Limit moves & circuit breakers in markets
When high volatility hits a market or some high-impact fundamental news occur, market price tends to change significantly. To protect market stability and participants exchanges use mechanisms called “circuit breakers” or “limit moves”. These mechanisms can vary depending on a product traded but this kind of protection is especially valid in futures or stocks markets where exchanges apply rules for a maximum market price move that can happen in a single day. Actually there is a slight difference between the circuit breaker and the limit move that we will explain.
Commodity traders are familiar with the concept of a limit move since it has existed in futures markets for ages. The limit move does not halt trading of the commodity but instead suspends price moves further beyond a predefined limit. Traders may not buy above the high limit and cannot sell below the low limit. The limit move boundaries are derived using previous day’s closing price. The exchange then defines limit prices for the next day session by adding and subtracting this limit move range to create limit up and down prices.
For commodities like agricultural products exchanges use a maximum price change allowed. For example the Lean hogs (HE) (see the market specification) has a current limit price set to $0.045. It can be extended by the exchange if necessary.

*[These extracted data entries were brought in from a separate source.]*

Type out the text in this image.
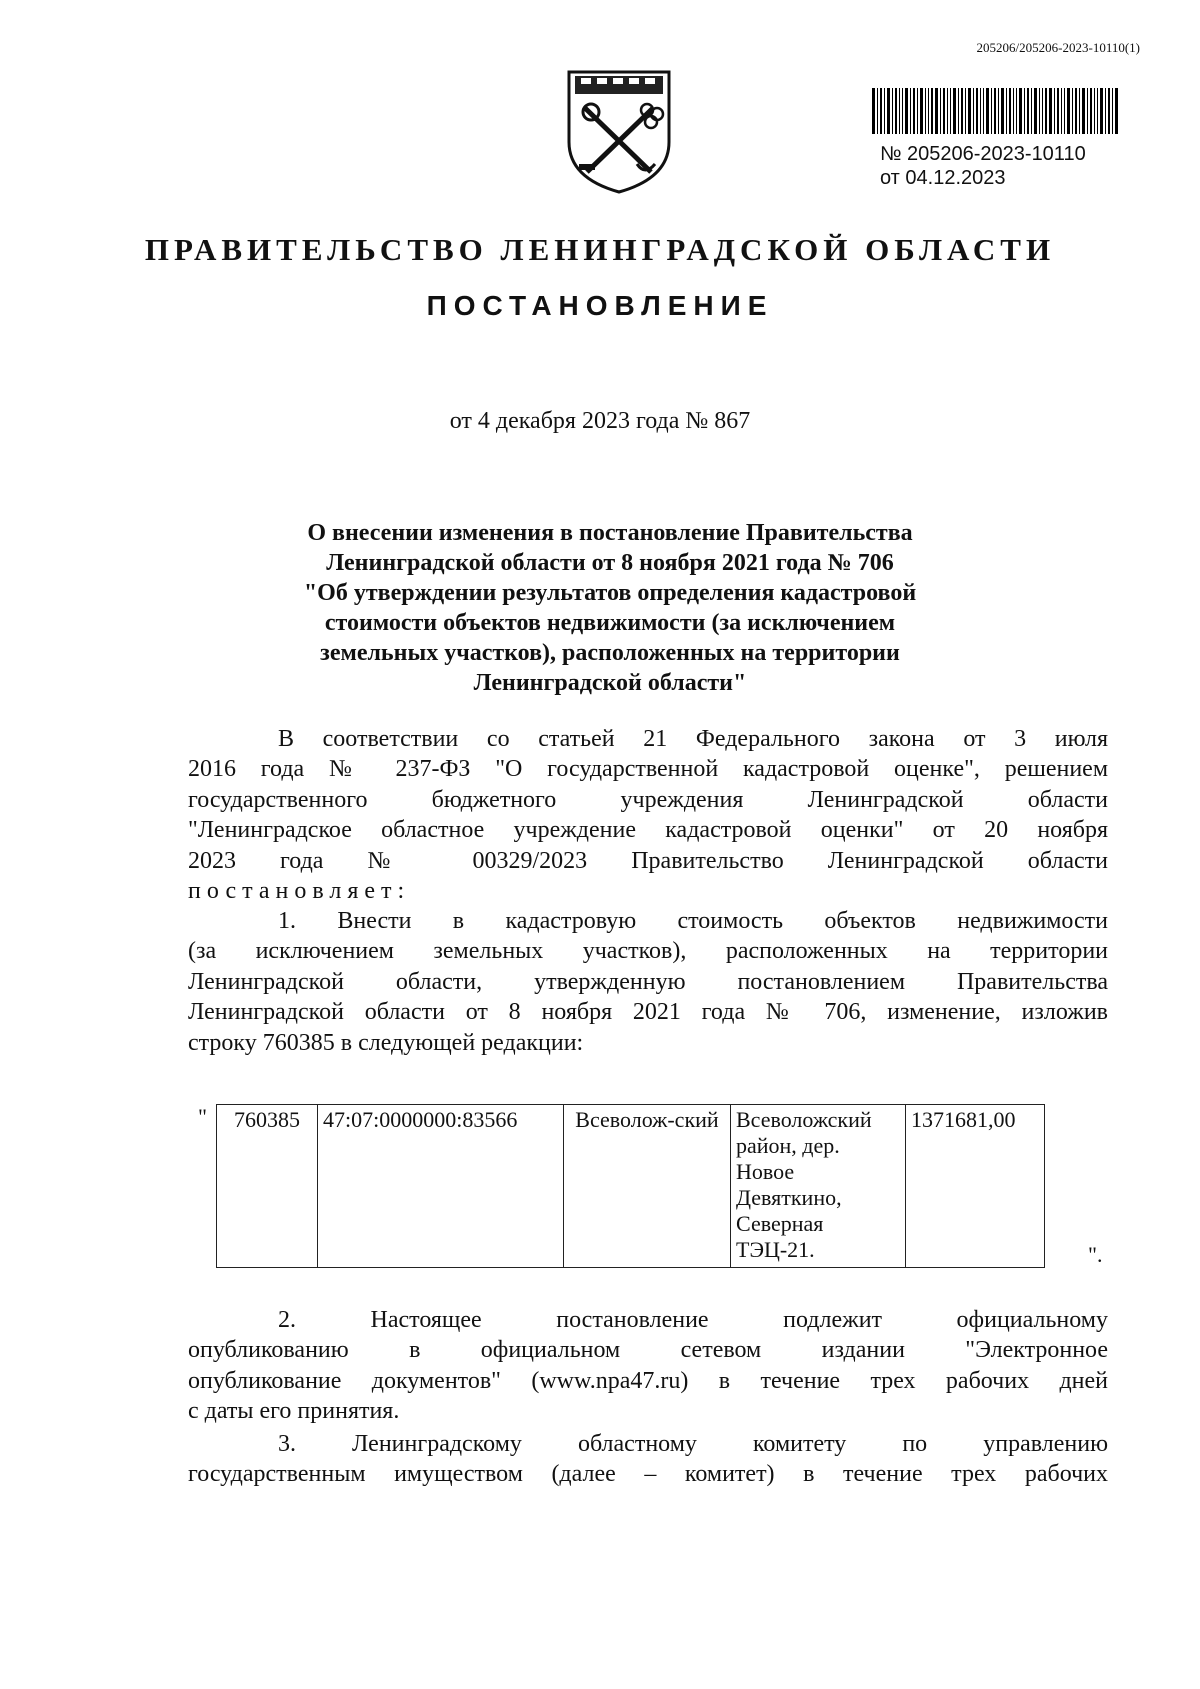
205206/205206-2023-10110(1)
№ 205206-2023-10110
от 04.12.2023
ПРАВИТЕЛЬСТВО ЛЕНИНГРАДСКОЙ ОБЛАСТИ
ПОСТАНОВЛЕНИЕ
от 4 декабря 2023 года № 867
О внесении изменения в постановление Правительства
Ленинградской области от 8 ноября 2021 года № 706
"Об утверждении результатов определения кадастровой
стоимости объектов недвижимости (за исключением
земельных участков), расположенных на территории
Ленинградской области"
В соответствии со статьей 21 Федерального закона от 3 июля
2016 года № 237-ФЗ "О государственной кадастровой оценке", решением
государственного бюджетного учреждения Ленинградской области
"Ленинградское областное учреждение кадастровой оценки" от 20 ноября
2023 года № 00329/2023 Правительство Ленинградской области
постановляет:
1. Внести в кадастровую стоимость объектов недвижимости
(за исключением земельных участков), расположенных на территории
Ленинградской области, утвержденную постановлением Правительства
Ленинградской области от 8 ноября 2021 года № 706, изменение, изложив
строку 760385 в следующей редакции:
" 760385	47:07:0000000:83566	Всеволож-ский	Всеволожский район, дер. Новое Девяткино, Северная ТЭЦ-21.	1371681,00
".
2. Настоящее постановление подлежит официальному
опубликованию в официальном сетевом издании "Электронное
опубликование документов" (www.npa47.ru) в течение трех рабочих дней
с даты его принятия.
3. Ленинградскому областному комитету по управлению
государственным имуществом (далее – комитет) в течение трех рабочих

For markets like futures indexes it is slightly more complicated since it is derived from rules applied in the stock market. For example the e-mini S&P 500 price limits are series of price fluctuation limits based on a reference price. In the case of E-mini S&P 500 (ES) (see the market specification), the reference price is based on the previous trading day’s volume-weighted Average Price (“VWAP”) of the lead (front) month E-mini S&P 500 futures contract determined between 2:59:30 p.m.—3:00 p.m. US Central Time (CT). Equity price limits are downside limits during U.S. trading hours, with hard upside and downside limits of 5% during non-U.S. trading hours.

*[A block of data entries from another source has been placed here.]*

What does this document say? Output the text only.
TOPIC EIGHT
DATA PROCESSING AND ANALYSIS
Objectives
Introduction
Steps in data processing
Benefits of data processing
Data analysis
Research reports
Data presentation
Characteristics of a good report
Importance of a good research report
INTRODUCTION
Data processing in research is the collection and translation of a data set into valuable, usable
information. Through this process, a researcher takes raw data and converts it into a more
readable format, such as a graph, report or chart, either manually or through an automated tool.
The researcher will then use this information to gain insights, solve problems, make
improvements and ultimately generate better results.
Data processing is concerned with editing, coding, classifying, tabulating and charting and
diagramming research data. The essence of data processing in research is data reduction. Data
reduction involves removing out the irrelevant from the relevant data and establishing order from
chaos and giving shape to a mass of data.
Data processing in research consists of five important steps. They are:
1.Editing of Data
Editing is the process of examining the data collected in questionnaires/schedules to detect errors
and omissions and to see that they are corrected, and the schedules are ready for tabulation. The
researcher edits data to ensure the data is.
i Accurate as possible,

The limits are split into multiple parts:
Between 5:00 p.m. to 8:30 a.m. (sometimes called “pre-market”) there is a hard upside and downside limit of 5% from 5:00 p.m. to 8:30 a.m. The midpoint of the 5% limit is based on the 3:00 p.m. futures fixing price. The width of the 5% limit is based on 5% of the S&P 500 Index value at 3:00 p.m.
From 8:30 a.m. to 2:25 p.m.,there are successive price limits corresponding to 7%, 13%, and 20% declines below the previous trading day’s reference price (Level 1, 2 and 3). Between 2:25 p.m. until the 3:00 p.m the limit is 20% decline and after 3:00 p.m. until the end of the current trading day at 4:00 p.m., there is a hard upside and downside limit of 5% based on the 3:00 p.m. reference price. The downside price limit, however, is either 5% below the 3:00 p.m. reference price OR the 20% price limit that applied before 3:00 p.m., whichever is closer to the 3 p.m. price.

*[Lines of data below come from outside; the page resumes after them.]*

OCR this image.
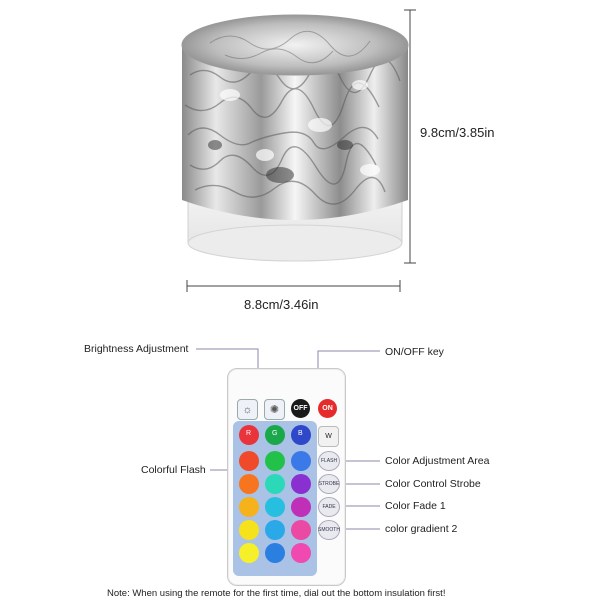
9.8cm/3.85in
8.8cm/3.46in
Brightness Adjustment	ON/OFF key
Colorful Flash
Color Adjustment Area
Color Control Strobe
Color Fade 1
color gradient 2
☼ ✺	OFF	ON
R	G	B	W
FLASH
STROBE
FADE
SMOOTH
Note: When using the remote for the first time, dial out the bottom insulation first!
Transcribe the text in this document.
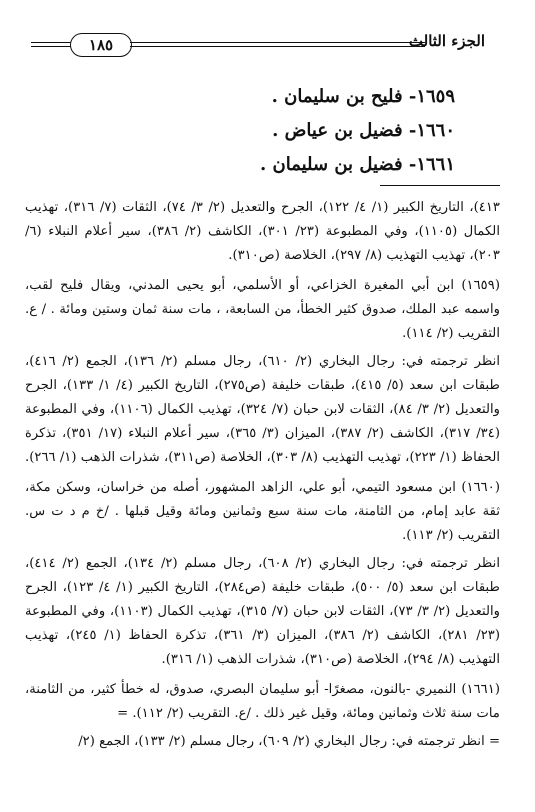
الجزء الثالث
١٨٥
١٦٥٩- فليح بن سليمان .
١٦٦٠- فضيل بن عياض .
١٦٦١- فضيل بن سليمان .

٤١٣)، التاريخ الكبير (١/ ٤/ ١٢٢)، الجرح والتعديل (٢/ ٣/ ٧٤)، الثقات (٧/ ٣١٦)، تهذيب الكمال (١١٠٥)، وفي المطبوعة (٢٣/ ٣٠١)، الكاشف (٢/ ٣٨٦)، سير أعلام النبلاء (٦/ ٢٠٣)، تهذيب التهذيب (٨/ ٢٩٧)، الخلاصة (ص٣١٠).

(١٦٥٩) ابن أبي المغيرة الخزاعي، أو الأسلمي، أبو يحيى المدني، ويقال فليح لقب، واسمه عبد الملك، صدوق كثير الخطأ، من السابعة، ، مات سنة ثمان وستين ومائة . / ع. التقريب (٢/ ١١٤).

انظر ترجمته في: رجال البخاري (٢/ ٦١٠)، رجال مسلم (٢/ ١٣٦)، الجمع (٢/ ٤١٦)، طبقات ابن سعد (٥/ ٤١٥)، طبقات خليفة (ص٢٧٥)، التاريخ الكبير (٤/ ١/ ١٣٣)، الجرح والتعديل (٢/ ٣/ ٨٤)، الثقات لابن حبان (٧/ ٣٢٤)، تهذيب الكمال (١١٠٦)، وفي المطبوعة (٣٤/ ٣١٧)، الكاشف (٢/ ٣٨٧)، الميزان (٣/ ٣٦٥)، سير أعلام النبلاء (١٧/ ٣٥١)، تذكرة الحفاظ (١/ ٢٢٣)، تهذيب التهذيب (٨/ ٣٠٣)، الخلاصة (ص٣١١)، شذرات الذهب (١/ ٢٦٦).

(١٦٦٠) ابن مسعود التيمي، أبو علي، الزاهد المشهور، أصله من خراسان، وسكن مكة، ثقة عابد إمام، من الثامنة، مات سنة سبع وثمانين ومائة وقيل قبلها . /خ م د ت س. التقريب (٢/ ١١٣).

انظر ترجمته في: رجال البخاري (٢/ ٦٠٨)، رجال مسلم (٢/ ١٣٤)، الجمع (٢/ ٤١٤)، طبقات ابن سعد (٥/ ٥٠٠)، طبقات خليفة (ص٢٨٤)، التاريخ الكبير (١/ ٤/ ١٢٣)، الجرح والتعديل (٢/ ٣/ ٧٣)، الثقات لابن حبان (٧/ ٣١٥)، تهذيب الكمال (١١٠٣)، وفي المطبوعة (٢٣/ ٢٨١)، الكاشف (٢/ ٣٨٦)، الميزان (٣/ ٣٦١)، تذكرة الحفاظ (١/ ٢٤٥)، تهذيب التهذيب (٨/ ٢٩٤)، الخلاصة (ص٣١٠)، شذرات الذهب (١/ ٣١٦).

(١٦٦١) النميري -بالنون، مصغرًا- أبو سليمان البصري، صدوق، له خطأ كثير، من الثامنة، مات سنة ثلاث وثمانين ومائة، وقيل غير ذلك . /ع. التقريب (٢/ ١١٢). =

= انظر ترجمته في: رجال البخاري (٢/ ٦٠٩)، رجال مسلم (٢/ ١٣٣)، الجمع (٢/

There also a difference between whether trading in the market is halted (paused) or allowed to continue trading within price limit boundaries. Trading halts for E-mini S&P 500 futures and options occur if, and only if, a NYSE Rule 80B trading halt is enacted in the cash equity market due to a 7%, 13%, or 20% downside move in the underlying S&P 500 Index relative to its previous closing price
Quite complex, right? Each limit has its specification on what happens in the market after reaching it. You can find the complete information on what happens once the market hits each level on the CME website https://www.cmegroup.com/trading/equity-index/faq-sp-500-price-limits.html
What to do during limit moves
When trading futures contracts, you need to be aware of these limits and study each contract specifications and be prepared such event can occur. You can find all information about price limits for futures contacts on the exchange website https://www.cmegroup.com/trading/price-limits.html.
Simply put when there is a limit up or down move in a futures contract you are not allow to buy higher than limit up price or sell lower than limit down price so your order will not be accepted. When such events starts occurring in a market you trade you might consider suspending your trading activity temporarily since there is a substantial risk involved with higher volatility and market moves. Also there is a higher chance the very next day a market opens with a significant gap. If your stop-loss price is around the current day limit price specified you can get a large slippage next day after market opens hence a lot larger loss for your open trade.
Other limits when trading futures
There are other limits applied when trading futures which are not as important as the limit move for futures traders but you should be aware of them too. For example an exercise limit or a position limit that represents the amount of contracts a trade may purchase and cannot exceed. Most position limits are set very high for a retail trader, but they are in a place to provide stability in financial markets.